Am Montag, den 29.01.1945 kehrte Onkel Bruno Mattern überraschend nach Potsdam zurück. Er hatte den Treck bis nach Marienburg gebracht und war dort bei einer Militärkontrolle festgehalten worde; so hatte er ihn in der Nacht zum 24.01. verloren. Auf abenteuerliche Weise gelang es ihm, sich nach Potsdam durchzuschlagen. Er befürchtete, daß wir mit der Sowjetarmee in Berührung kommen würden und riet uns, mit Tante Elly weiter nach Westen zu reisen. So schrieb man die Adressen aus unserer Liste und fragte wegen Unterkunft nach. Daraufhin teilte Marlies Schneider aus Bad Salzdetfurth mit, daß sie für uns alle Unterkunft bereit halte. Als wir dann von Onkel Bruno erfuhren, daß er am Donnerstag, den 08.02. an die Front rücken muß, legten wir als Tag unserer Weiterreise den 09.02. fest. Mein Vater hat von dieser Absicht nichts mehr erfahren und wähnte uns weiterhin in Potsdam.

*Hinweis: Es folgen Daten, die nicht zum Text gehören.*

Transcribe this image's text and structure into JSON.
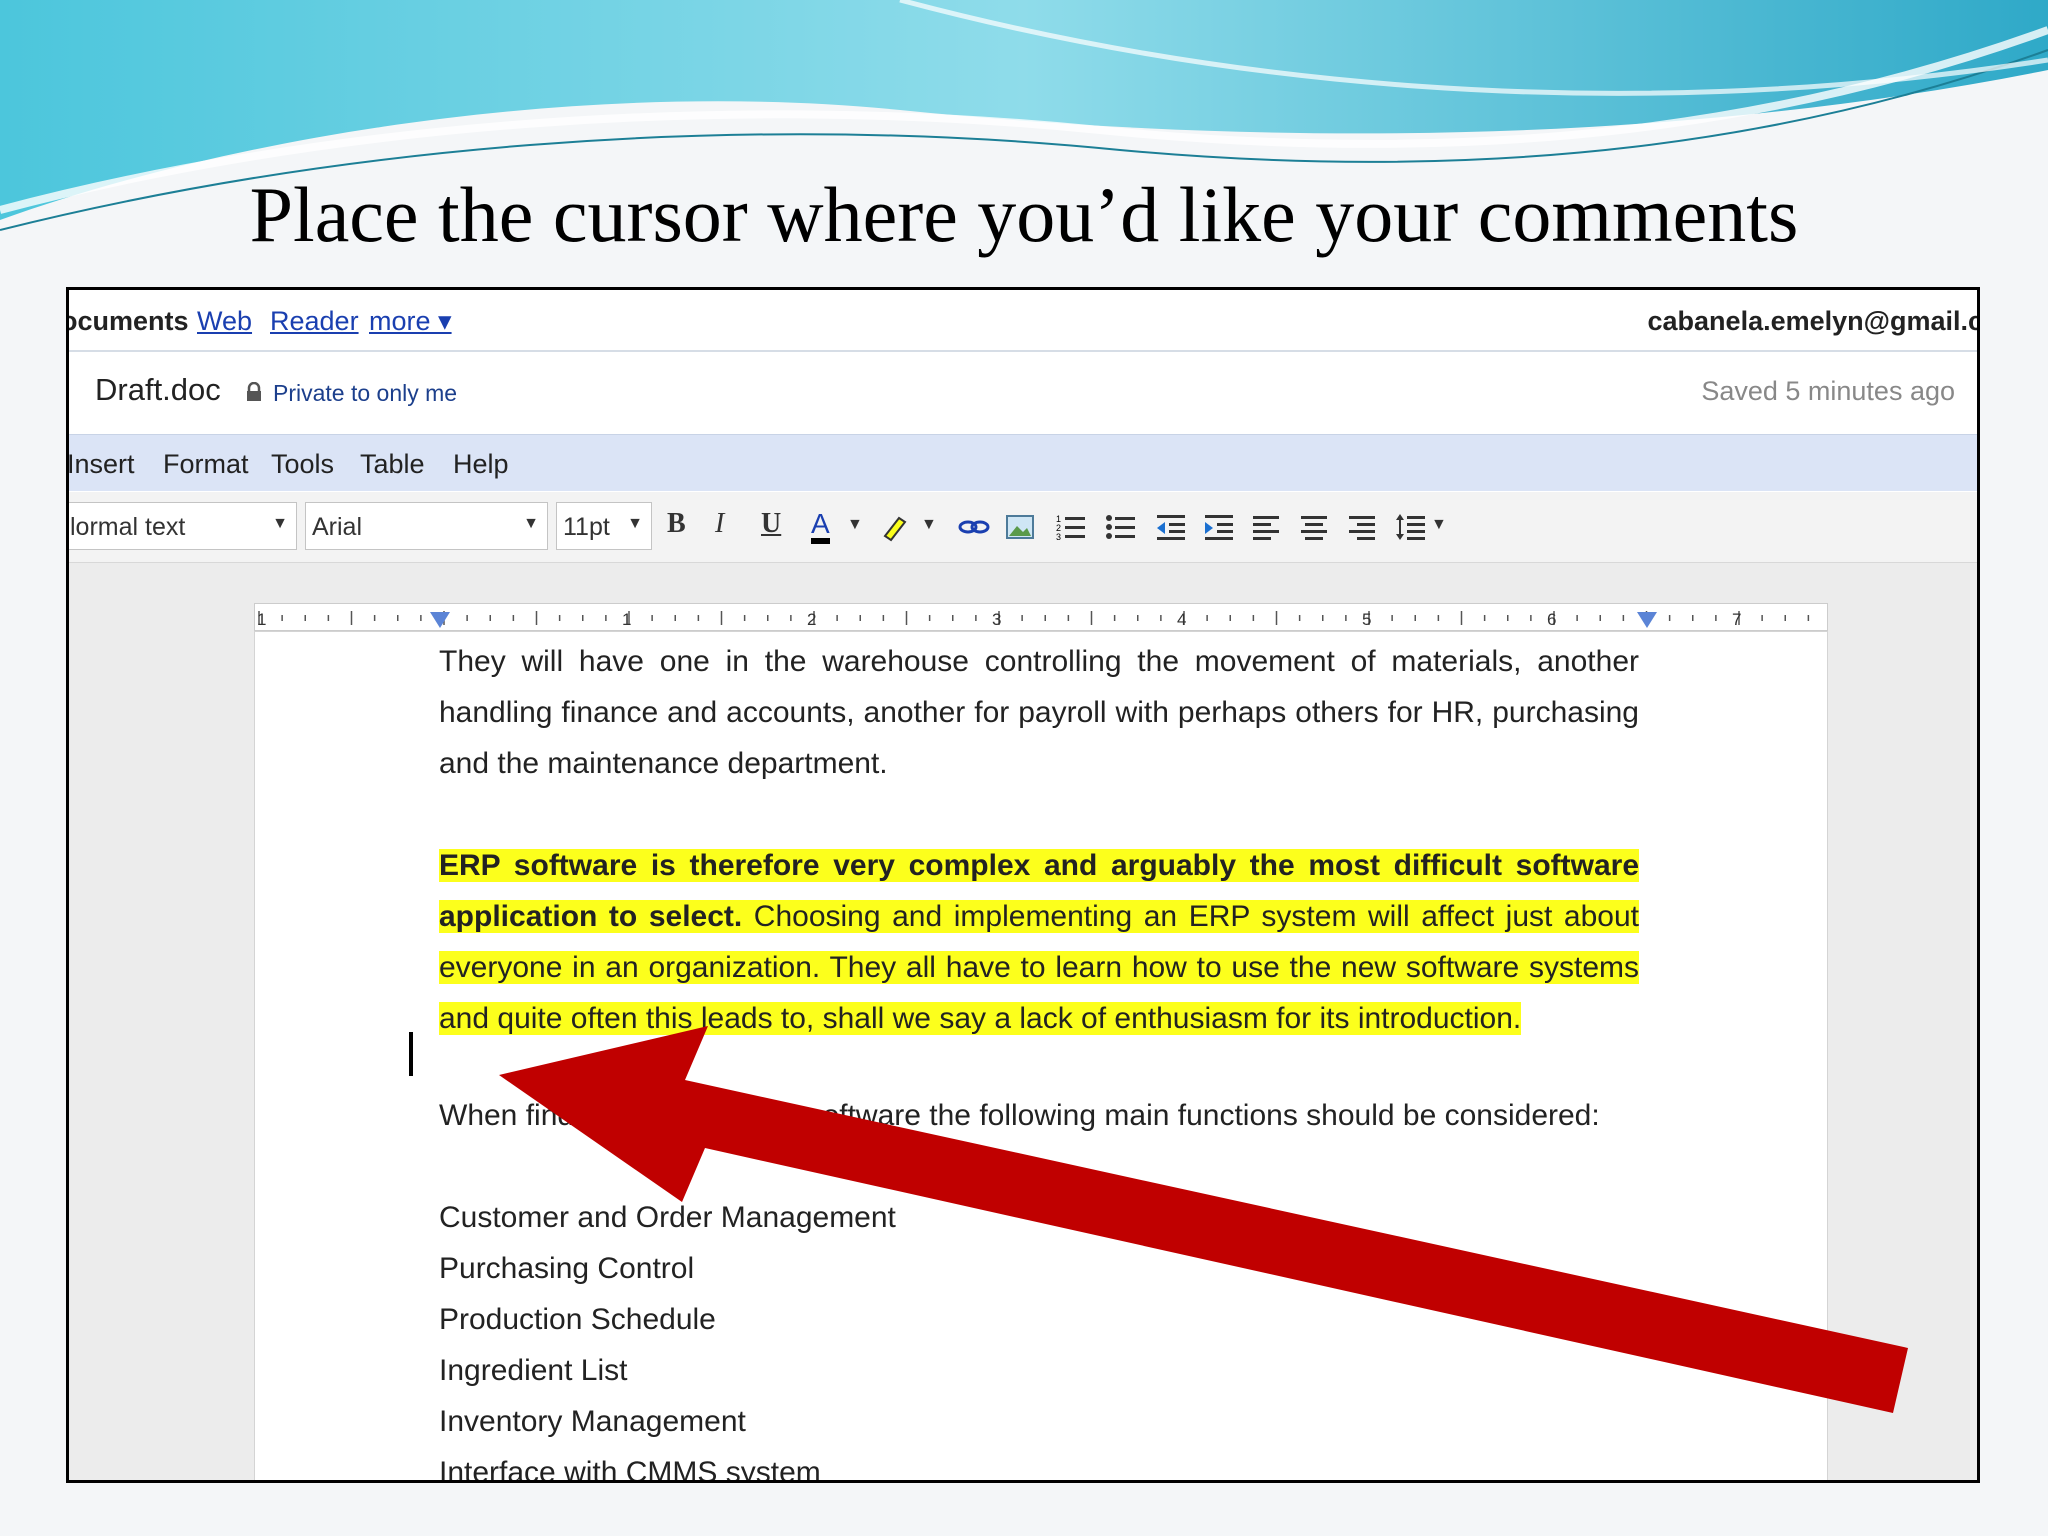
{
  "slide": {
    "title": "Place the cursor where you’d like your comments"
  },
  "topbar": {
    "docs_label": "ocuments",
    "links": [
      "Web",
      "Reader",
      "more ▾"
    ],
    "email": "cabanela.emelyn@gmail.c"
  },
  "document": {
    "file_name": "Draft.doc",
    "privacy": "Private to only me",
    "save_status": "Saved 5 minutes ago"
  },
  "menu": {
    "items": [
      "Insert",
      "Format",
      "Tools",
      "Table",
      "Help"
    ]
  },
  "toolbar": {
    "style_value": "lormal text",
    "font_value": "Arial",
    "size_value": "11pt",
    "bold": "B",
    "italic": "I",
    "underline": "U",
    "text_color": "A"
  },
  "ruler": {
    "labels": [
      "1",
      "1",
      "2",
      "3",
      "4",
      "5",
      "6",
      "7"
    ]
  },
  "content": {
    "para1": "They will have one in the warehouse controlling the movement of materials, another handling finance and accounts, another for payroll with perhaps others for HR, purchasing and the maintenance department.",
    "para2_bold": "ERP software is therefore very complex and arguably the most difficult software application to select.",
    "para2_rest": " Choosing and implementing an ERP system will affect just about everyone in an organization. They all have to learn how to use the new software systems and quite often this leads to, shall we say a lack of enthusiasm for its introduction.",
    "functions_intro": "When finding and selecting software the following main functions should be considered:",
    "functions": [
      "Customer and Order Management",
      "Purchasing Control",
      "Production Schedule",
      "Ingredient List",
      "Inventory Management",
      "Interface with CMMS system"
    ]
  },
  "colors": {
    "highlight": "#fcff1c",
    "arrow": "#c00000",
    "menubar": "#dbe4f6",
    "link": "#1a3fb0"
  }
}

Onkel Bruno Mattern war dann also auch derjenige, der den Anstoß zum weiterflüchten für seine Schwester Ida Neumann, geborene Mattern, und ihren Sohn Georg Neumann, und für seine Schwester Gertrud Pelz, geborene Mattern, gab, die damals bei ihm vorübergehend wohnten.

Für fünf seiner sechs Schwestern war Bruno Mattern also der Initiator ihres Entkommens. Vielleicht sogar auch für die sechste, Edith Wasgindt, geborene Mattern, denn Georg Neumann berichtet, daß Onkel Bruno Mattern am 21.01.1945 von Hagenau aus abends in Löpen anrief, und Wasgindts hatten Telefon, vielleicht hat er auch dort angerufen.

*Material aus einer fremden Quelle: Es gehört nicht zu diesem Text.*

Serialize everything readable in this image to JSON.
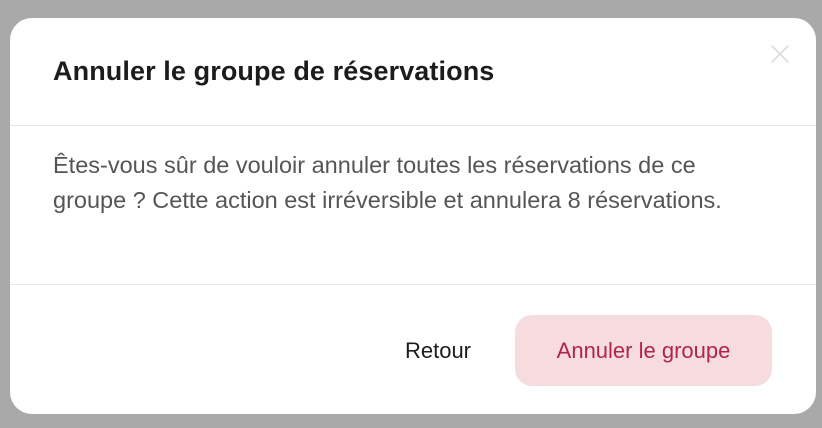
{
  "dialog": {
    "title": "Annuler le groupe de réservations",
    "message": "Êtes-vous sûr de vouloir annuler toutes les réservations de ce groupe ? Cette action est irréversible et annulera 8 réservations.",
    "close_icon": "close-icon",
    "back_label": "Retour",
    "confirm_label": "Annuler le groupe"
  },
  "colors": {
    "backdrop": "#a9a9a9",
    "confirm_background": "#f6dcdf",
    "confirm_text": "#b0254a"
  }
}
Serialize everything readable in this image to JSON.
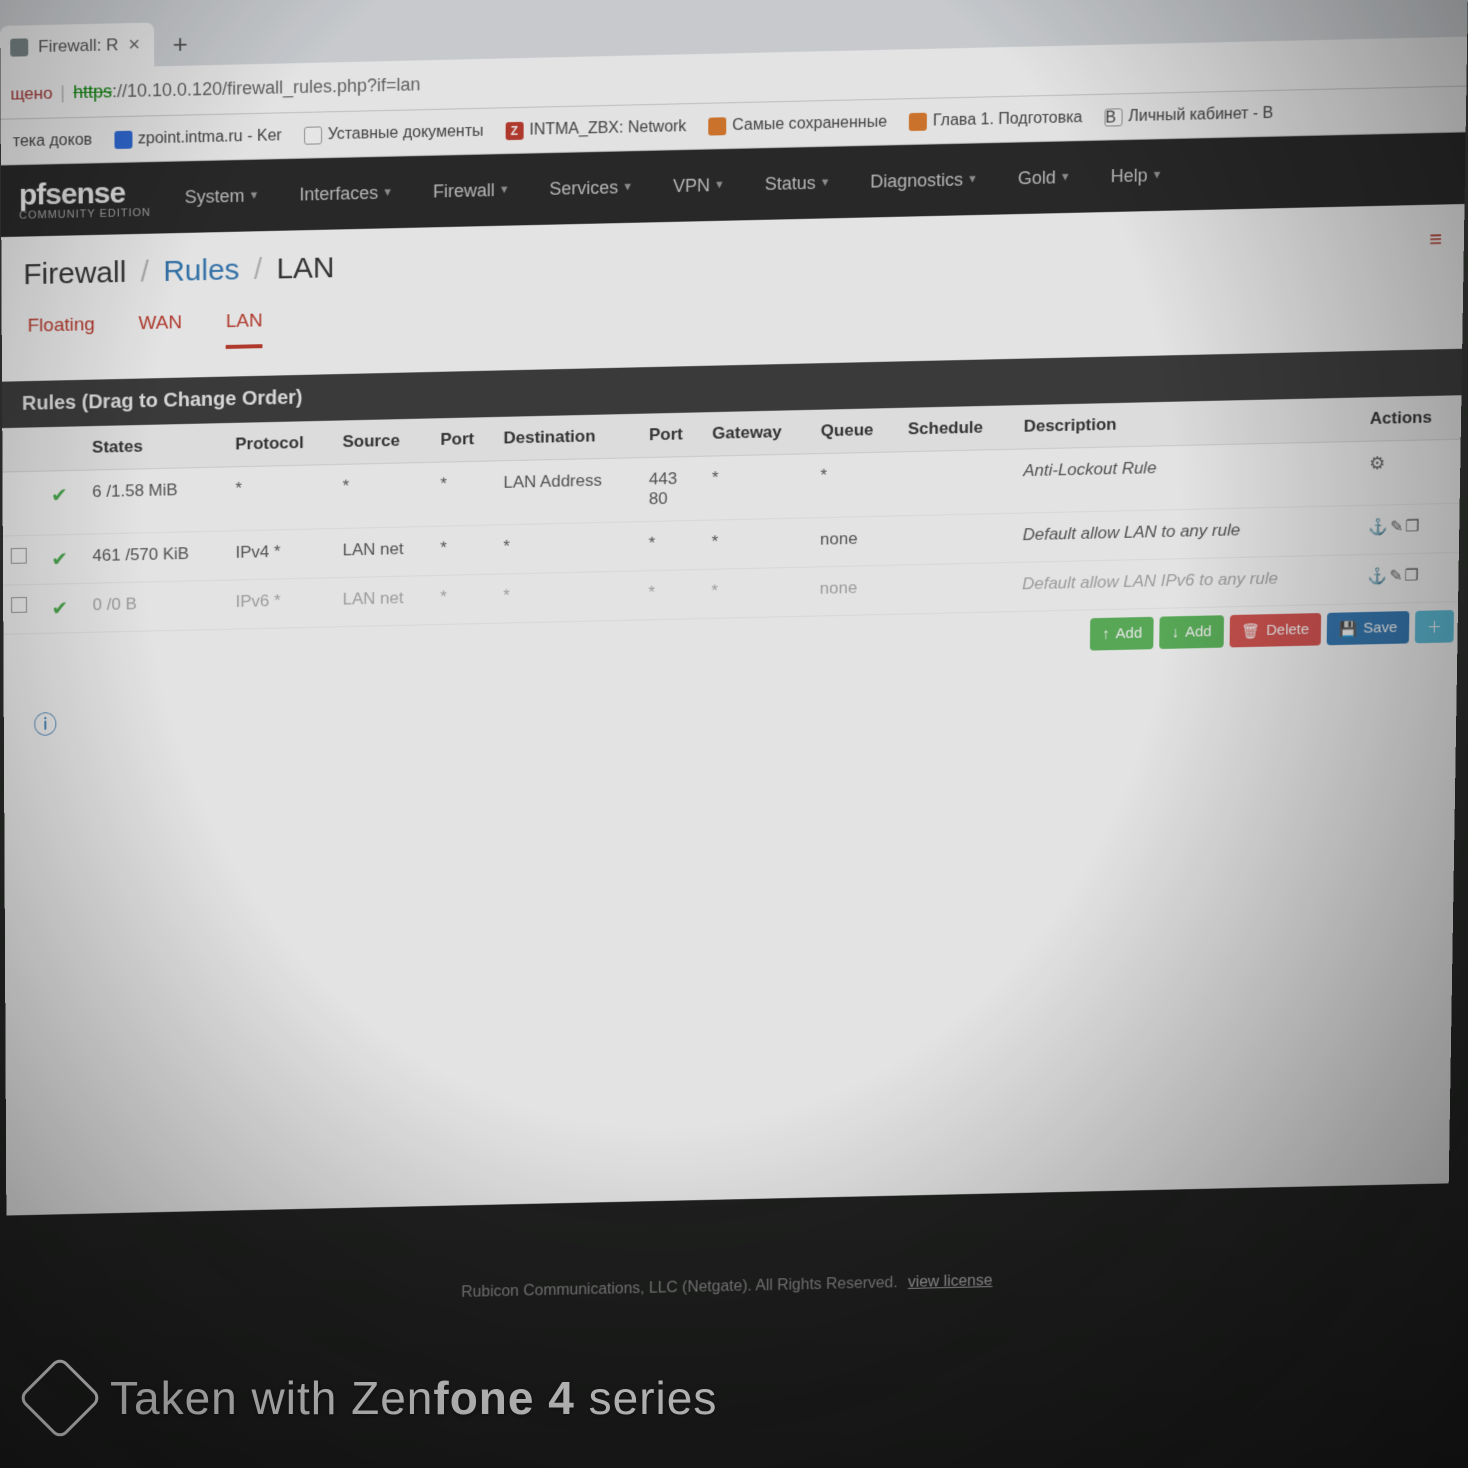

Dieses Verlassen von Potsdam war auch insofern von Bedeutung, als Potsdam dann Teil des Einflußbereiches von Stalin wurde, also seine Freiheit für Jahrzehnte verlor, dann zu Sowjetdeutschland gehörte. Viele Menschen, auch etliche meiner Verwandten, flüchteten aus dem Osten oder wurden von dort vertrieben, und hatten dann nicht die Weitsicht und die Energie und den Willen frei zu sein, und machten es nur bis Mitteldeutschland und verbrachten den Rest ihres Lebens in Unfreiheit und ihre Kinder gingen dann in diesem System zur Schule und wurden von Anfang an so hypnotisiert, daß Diktatur und Materialismus und Atheismus ihr Ideal wurde.

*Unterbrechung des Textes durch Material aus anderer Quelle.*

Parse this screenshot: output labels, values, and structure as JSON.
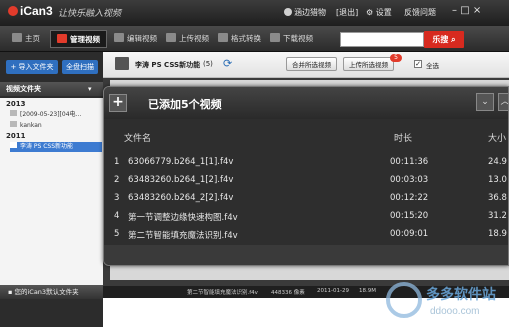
{
  "app": {
    "logo": "iCan3",
    "slogan": "让快乐融入视频"
  },
  "titlebar": {
    "user_label": "涵边猎物",
    "logout_label": "[退出]",
    "settings_label": "设置",
    "feedback_label": "反馈问题"
  },
  "toolbar": {
    "tabs": [
      {
        "label": "主页"
      },
      {
        "label": "管理视频"
      },
      {
        "label": "编辑视频"
      },
      {
        "label": "上传视频"
      },
      {
        "label": "格式转换"
      },
      {
        "label": "下载视频"
      }
    ],
    "search_placeholder": "",
    "search_button": "乐搜"
  },
  "sidebar": {
    "import_button": "+ 导入文件夹",
    "scan_button": "全盘扫描",
    "section_title": "视频文件夹",
    "years": [
      {
        "year": "2013",
        "items": [
          "[2009-05-23][04电...",
          "kankan"
        ]
      },
      {
        "year": "2011",
        "items": [
          "李涛 PS CSS新功能"
        ]
      }
    ],
    "footer": "您的iCan3默认文件夹"
  },
  "folderbar": {
    "folder_name": "李涛 PS CSS新功能",
    "count": "(5)",
    "merge_button": "合并所选视频",
    "upload_button": "上传所选视频",
    "upload_badge": "5",
    "select_all": "全选",
    "select_all_mark": "✓"
  },
  "panel": {
    "plus": "+",
    "title": "已添加5个视频",
    "collapse_icon": "⌄",
    "columns": {
      "name": "文件名",
      "duration": "时长",
      "size": "大小"
    },
    "rows": [
      {
        "index": "1",
        "name": "63066779.b264_1[1].f4v",
        "duration": "00:11:36",
        "size": "24.9"
      },
      {
        "index": "2",
        "name": "63483260.b264_1[2].f4v",
        "duration": "00:03:03",
        "size": "13.0"
      },
      {
        "index": "3",
        "name": "63483260.b264_2[2].f4v",
        "duration": "00:12:22",
        "size": "36.8"
      },
      {
        "index": "4",
        "name": "第一节调整边缘快速构图.f4v",
        "duration": "00:15:20",
        "size": "31.2"
      },
      {
        "index": "5",
        "name": "第二节智能填充魔法识别.f4v",
        "duration": "00:09:01",
        "size": "18.9"
      }
    ]
  },
  "statusbar": {
    "file": "第二节智能填充魔法识别.f4v",
    "res": "448336 像素",
    "date": "2011-01-29",
    "size": "18.9M"
  },
  "watermark": {
    "text": "多多软件站",
    "url": "ddooo.com"
  }
}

Onkel Bruno Mattern wurde am 18. Februar 1916 geboren und starb im April 1992 und verbrachte, so wie ich mich an Erzählungen erinnern kann, seine letzten Minuten zusammen mit seinem Pferd oder sogar auf seinem Pferd draussen im offenen Feld.

Ich war einmal bei Onkel Bruno in Almstedt zu Besuch. Auf einmal bat er seine Tochter, die Wolken zu verschieben. Ich stellte mir nun vor, wie sie eine lange Stange nimmt, und die Wolken verschiebt. Dann fiel mir aber ein, daß das etwas mit Schattenvorrichtungen an Gewächshäusern zu tun haben könnte.